Whale meat meal is made from fresh whale flesh; it is used for feeding cattle. It contains 17½ per cent. proteid, and guano is made from the remaining flesh and about one-third bone. The analysis of this gives 8·50 per cent. ammonia and 21 per cent. triboric phosphates. The whole of the dried bones and meat may be made into one product—a rich guano with 10 to 12 per cent. ammonia and 17 to 24 per cent. phosphates. The best whale meat is better to eat and tastes better than the best beef; it is “lighter” and more appetising. The writer proposed to supply an immense quantity to our military authorities, but the offer was not accepted.

Whalebone or Baleen

The baleen or whalebone of these finner whales is only worth about £30 per ton. It hardly pays to cure it and market it. The whalebone of the Australis or Southern Right whale has fallen to £85 per ton; it is occasionally caught.

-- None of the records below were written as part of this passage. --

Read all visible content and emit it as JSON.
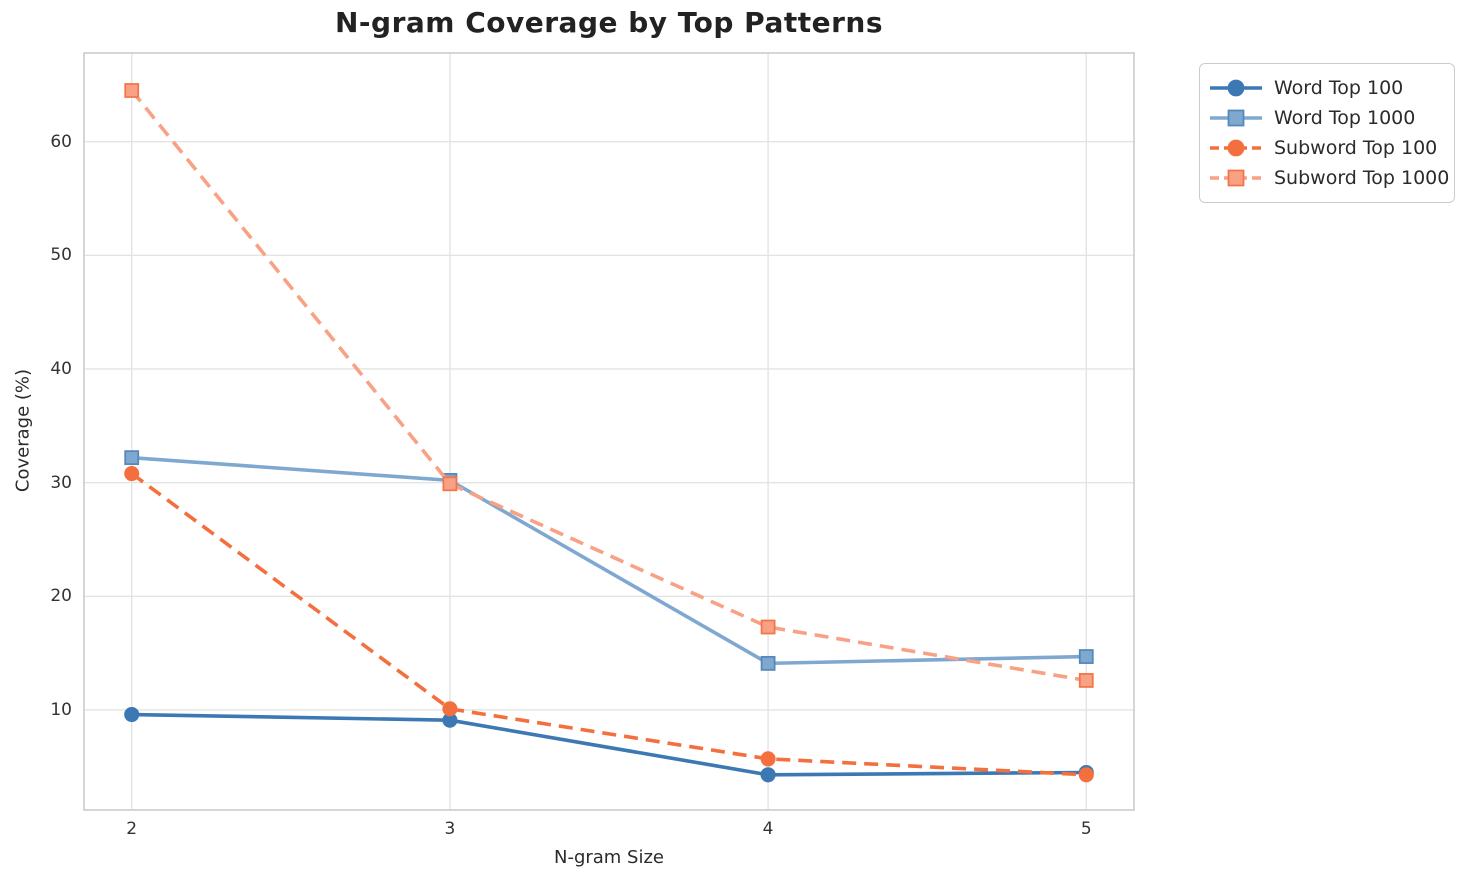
{
  "title": "N-gram Coverage by Top Patterns",
  "axes": {
    "xlabel": "N-gram Size",
    "ylabel": "Coverage (%)",
    "xticks": [
      "2",
      "3",
      "4",
      "5"
    ],
    "yticks": [
      "10",
      "20",
      "30",
      "40",
      "50",
      "60"
    ]
  },
  "colors": {
    "grid": "#e4e4e4",
    "spine": "#cccccc",
    "title_text": "#222222",
    "tick_text": "#333333"
  },
  "chart_data": {
    "type": "line",
    "title": "N-gram Coverage by Top Patterns",
    "xlabel": "N-gram Size",
    "ylabel": "Coverage (%)",
    "x": [
      2,
      3,
      4,
      5
    ],
    "xlim": [
      1.85,
      5.15
    ],
    "ylim": [
      1.2,
      67.8
    ],
    "grid": true,
    "legend_position": "outside upper right",
    "series": [
      {
        "name": "Word Top 100",
        "values": [
          9.6,
          9.1,
          4.3,
          4.5
        ],
        "color": "#3b78b4",
        "edge": "#3b78b4",
        "marker": "circle",
        "line": "solid"
      },
      {
        "name": "Word Top 1000",
        "values": [
          32.2,
          30.2,
          14.1,
          14.7
        ],
        "color": "#7fa8d0",
        "edge": "#5588bb",
        "marker": "square",
        "line": "solid"
      },
      {
        "name": "Subword Top 100",
        "values": [
          30.8,
          10.1,
          5.7,
          4.3
        ],
        "color": "#f3703e",
        "edge": "#f3703e",
        "marker": "circle",
        "line": "dashed"
      },
      {
        "name": "Subword Top 1000",
        "values": [
          64.5,
          29.9,
          17.3,
          12.6
        ],
        "color": "#f9a185",
        "edge": "#f3764a",
        "marker": "square",
        "line": "dashed"
      }
    ]
  }
}
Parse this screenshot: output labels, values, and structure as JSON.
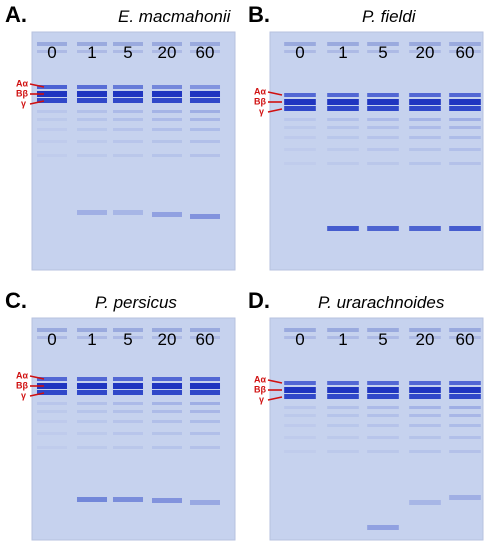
{
  "panels": [
    {
      "letter": "A.",
      "species": "E. macmahonii",
      "lanes": [
        "0",
        "1",
        "5",
        "20",
        "60"
      ],
      "band_labels": [
        "Aα",
        "Bβ",
        "γ"
      ]
    },
    {
      "letter": "B.",
      "species": "P. fieldi",
      "lanes": [
        "0",
        "1",
        "5",
        "20",
        "60"
      ],
      "band_labels": [
        "Aα",
        "Bβ",
        "γ"
      ]
    },
    {
      "letter": "C.",
      "species": "P. persicus",
      "lanes": [
        "0",
        "1",
        "5",
        "20",
        "60"
      ],
      "band_labels": [
        "Aα",
        "Bβ",
        "γ"
      ]
    },
    {
      "letter": "D.",
      "species": "P. urarachnoides",
      "lanes": [
        "0",
        "1",
        "5",
        "20",
        "60"
      ],
      "band_labels": [
        "Aα",
        "Bβ",
        "γ"
      ]
    }
  ]
}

Its bones and that of the finner brought down the price of the Greenland whalebone, which a few years ago was sold at between £2000 and £3000 per ton, one good whale having a ton in its mouth, which paid the expenses of the trip.

During the short season, 1st November till end of April, in a recent year the catch in South Georgia by twenty-one steamers amounted to five thousand whales, finner, hump-back and blue whales, which gave two hundred thousand barrels of whale oil and eight thousand tons guano.

Returns from Whaling

Taking in the other islands of the Falkland Islands Dependencies in the neighbourhood of Cape Horn, the catch in a recent year amounted to four hundred and thirty thousand barrels of oil—eight thousand three hundred and seventy-five tons guano, the gross value of which may be reckoned at £1,360,000. Practically the whole of this goes to Norway.

For forty-eight years this Modern Whaling has been carried on in the North Atlantic, and since 1904 the Modern Whaling which we advocated in Edinburgh in 1895 has been prosecuted by Norwegians in the South Atlantic from desolate barren British possessions, with the great results mentioned above. There are vast areas of ocean teeming with these whales where, so far, they have not been hunted, and still the general British public stands aloof and takes no share in it. Whaling to-day, from the Norwegian point of view, is an industry: three generations have been brought up on it; but from the average British point of view it is still a speculation.